Quando tentei tirar a máscara, estava colada à cara. (F.Pessoa)
É incrivel o quanto estamos nos afirmando a todo a tempo. Afirmando a nossa felicidade, a nossa sexualidade, as nossas opiniões, a nossa vaidade, a pretensa beleza.
Pedimos o reconhecimento e aceitação dessas questões mostrando o que achamos que as pessoas querem.
Aprendemos isso desde cedo, pois nos é colocado muitas coisas. Dentre elas que temos que ser os melhores, e através disso seremos felizes. Ficamos então nos comparando a todo momento com as outras pessoas para avaliarmos "quem é o melhor", como se isso fosse possível. Sob qual criterios essas comparações são feitas? O que é felicidade? A felicidade é uma questão individual e pessoal ou existe um lugar comum a todos? Que corrida é essa cuja linha de chegada não sabe onde está?
Passamos então a colocar as nossas expectativas nas mascaras que usamos e que não é a nossa essencia. Passamos a viver uma vida hipócrita, sendo hipócrita e na maioria das vezes não temos a consciencia disso. Como compôs sabiamente o cantor Zé Ramalho: " Vida de gado, povo marcado, povo feliz". Felicidade ilusória pois distancia da nossa alma e da nossa essencia e temporariamente sentimos essa tal felicidade nos comportando como a grande massa até que um dia abrimos os olhos.
O resultado disso é um vazio d'alma que bate a cada conquista do ego. A mascara ganha, a alma perde. Não somos o mundo, somos um individuo no mundo. Ao nos compararmos com os outros e vivermos sob os valores das outros pessoas, nós nos despersonalizamos e podemos perder a nossa identidade. Não raro as crises existencias de "quem sou eu" e "pra onde vou", mas para responder essas preguntas é necessário aprofundar em si mesmo, coisa que o "Eu Mascarado" se recusa fazer.
A nossa centelha divina está no mais intimo e profundo de cada pessoa, e não tem como chegarmos a ela se não mergulhamos em nós. O problema é que a superfecialidade é o lugar comum do "Eu mascarado" que não quer se aprofundar. Como Lúcifer, quer o lugar de Deus mas sem fazer a peregrinação de se tornar divino.
"Nunca conheci quem tivesse levado porrada.
Todos os meus conhecidos têm sido campeões em tudo.

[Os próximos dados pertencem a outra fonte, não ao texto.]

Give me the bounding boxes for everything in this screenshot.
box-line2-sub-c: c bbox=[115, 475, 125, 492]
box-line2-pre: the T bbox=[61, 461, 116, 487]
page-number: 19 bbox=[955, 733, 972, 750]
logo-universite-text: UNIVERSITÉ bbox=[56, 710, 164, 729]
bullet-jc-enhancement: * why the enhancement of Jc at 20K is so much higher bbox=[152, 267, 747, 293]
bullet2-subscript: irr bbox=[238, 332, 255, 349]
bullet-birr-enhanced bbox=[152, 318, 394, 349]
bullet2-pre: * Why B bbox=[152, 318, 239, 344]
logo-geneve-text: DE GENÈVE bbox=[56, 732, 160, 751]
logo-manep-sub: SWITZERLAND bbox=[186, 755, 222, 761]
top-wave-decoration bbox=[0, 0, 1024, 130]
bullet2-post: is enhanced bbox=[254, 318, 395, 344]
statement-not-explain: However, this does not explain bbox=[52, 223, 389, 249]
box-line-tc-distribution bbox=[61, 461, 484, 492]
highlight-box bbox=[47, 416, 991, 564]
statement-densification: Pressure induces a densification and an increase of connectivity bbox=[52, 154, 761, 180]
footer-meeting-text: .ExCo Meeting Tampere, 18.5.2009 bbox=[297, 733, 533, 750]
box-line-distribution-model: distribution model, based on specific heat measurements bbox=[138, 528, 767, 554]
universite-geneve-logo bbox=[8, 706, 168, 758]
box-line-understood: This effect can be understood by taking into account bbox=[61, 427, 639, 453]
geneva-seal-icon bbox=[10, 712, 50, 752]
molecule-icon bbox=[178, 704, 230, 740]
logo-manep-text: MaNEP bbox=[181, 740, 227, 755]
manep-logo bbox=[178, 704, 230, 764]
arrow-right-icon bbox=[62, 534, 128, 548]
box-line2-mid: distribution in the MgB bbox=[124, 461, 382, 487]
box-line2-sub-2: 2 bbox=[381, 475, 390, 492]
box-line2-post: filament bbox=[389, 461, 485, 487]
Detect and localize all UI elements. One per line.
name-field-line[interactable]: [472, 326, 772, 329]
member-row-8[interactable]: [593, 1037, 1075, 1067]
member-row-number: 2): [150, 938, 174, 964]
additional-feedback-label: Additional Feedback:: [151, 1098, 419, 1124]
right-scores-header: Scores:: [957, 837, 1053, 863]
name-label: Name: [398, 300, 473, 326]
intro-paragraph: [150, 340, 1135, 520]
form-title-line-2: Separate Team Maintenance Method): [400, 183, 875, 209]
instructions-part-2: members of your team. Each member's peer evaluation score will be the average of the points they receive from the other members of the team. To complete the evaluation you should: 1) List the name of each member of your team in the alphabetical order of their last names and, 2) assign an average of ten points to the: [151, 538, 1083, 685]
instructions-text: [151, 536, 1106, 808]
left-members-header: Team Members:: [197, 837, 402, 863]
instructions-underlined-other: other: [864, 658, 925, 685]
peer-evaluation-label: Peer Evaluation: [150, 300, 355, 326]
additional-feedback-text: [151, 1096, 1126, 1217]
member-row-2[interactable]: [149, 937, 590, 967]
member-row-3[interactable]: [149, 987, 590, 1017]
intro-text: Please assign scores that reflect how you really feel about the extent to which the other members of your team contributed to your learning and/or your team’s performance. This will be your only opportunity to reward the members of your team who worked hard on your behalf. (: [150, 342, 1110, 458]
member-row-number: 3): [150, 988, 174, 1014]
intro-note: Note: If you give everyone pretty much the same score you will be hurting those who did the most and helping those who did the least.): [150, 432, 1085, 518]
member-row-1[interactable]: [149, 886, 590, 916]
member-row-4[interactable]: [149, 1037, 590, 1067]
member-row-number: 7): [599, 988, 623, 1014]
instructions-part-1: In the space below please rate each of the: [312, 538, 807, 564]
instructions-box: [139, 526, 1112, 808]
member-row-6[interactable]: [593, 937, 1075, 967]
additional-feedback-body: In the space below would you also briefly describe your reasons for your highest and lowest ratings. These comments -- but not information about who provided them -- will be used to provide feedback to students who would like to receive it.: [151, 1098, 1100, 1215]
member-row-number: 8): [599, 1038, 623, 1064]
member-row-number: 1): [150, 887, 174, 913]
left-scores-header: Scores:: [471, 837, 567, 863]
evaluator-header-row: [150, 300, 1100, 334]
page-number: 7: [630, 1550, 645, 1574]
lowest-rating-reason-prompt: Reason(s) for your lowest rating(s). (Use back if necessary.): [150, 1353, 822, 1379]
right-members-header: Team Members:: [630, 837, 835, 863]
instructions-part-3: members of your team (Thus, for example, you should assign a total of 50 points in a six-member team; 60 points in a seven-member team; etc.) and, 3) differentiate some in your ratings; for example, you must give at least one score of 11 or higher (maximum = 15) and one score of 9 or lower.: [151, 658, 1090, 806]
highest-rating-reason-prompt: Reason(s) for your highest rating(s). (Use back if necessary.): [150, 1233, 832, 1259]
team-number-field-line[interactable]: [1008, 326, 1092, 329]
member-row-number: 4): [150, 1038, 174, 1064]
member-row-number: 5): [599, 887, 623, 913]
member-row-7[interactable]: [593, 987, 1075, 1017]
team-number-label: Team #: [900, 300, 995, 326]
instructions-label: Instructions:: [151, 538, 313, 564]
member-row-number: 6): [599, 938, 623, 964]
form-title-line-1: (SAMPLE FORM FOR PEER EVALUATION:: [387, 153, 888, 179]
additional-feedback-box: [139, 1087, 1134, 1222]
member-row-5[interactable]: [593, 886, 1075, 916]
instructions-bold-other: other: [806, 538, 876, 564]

E eu, tantas vezes reles, tantas vezes porco, tantas vezes vil,
Eu tantas vezes irrespondivelmente parasita,
Indesculpavelmente sujo,
Eu, que tantas vezes não tenho tido paciência para tomar banho,
Eu, que tantas vezes tenho sido ridículo, absurdo,
Que tenho enrolado os pés publicamente nos tapetes das etiquetas,
Que tenho sido grotesco, mesquinho, submisso e arrogante,
Que tenho sofrido enxovalhos e calado,
Que quando não tenho calado, tenho sido mais ridículo ainda;
Eu, que tenho sido cômico às criadas de hotel,
Eu, que tenho sentido o piscar de olhos dos moços de fretes,
Eu, que tenho feito vergonhas financeiras, pedido emprestado sem pagar,
Eu, que, quando a hora do soco surgiu, me tenho agachado
Para fora da possibilidade do soco;
Eu, que tenho sofrido a angústia das pequenas coisas ridículas,
Eu verifico que não tenho par nisto tudo neste mundo.
Toda a gente que eu conheço e que fala comigo
Nunca teve um ato ridículo, nunca sofreu enxovalho,
Nunca foi senão príncipe - todos eles príncipes - na vida...
Quem me dera ouvir de alguém a voz humana
Que confessasse não um pecado, mas uma infâmia;
Que contasse, não uma violência, mas uma cobardia!
Não, são todos o Ideal, se os oiço e me falam.
Quem há neste largo mundo que me confesse que uma vez foi vil?
Ó príncipes, meus irmãos,
Arre, estou farto de semideuses!
Onde é que há gente no mundo?
Então sou só eu que é vil e errôneo nesta terra?
Poderão as mulheres não os terem amado,
Podem ter sido traídos - mas ridículos nunca!
E eu, que tenho sido ridículo sem ter sido traído,
Como posso eu falar com os meus superiores sem titubear?
Eu, que venho sido vil, literalmente vil,
Vil no sentido mesquinho e infame da vileza."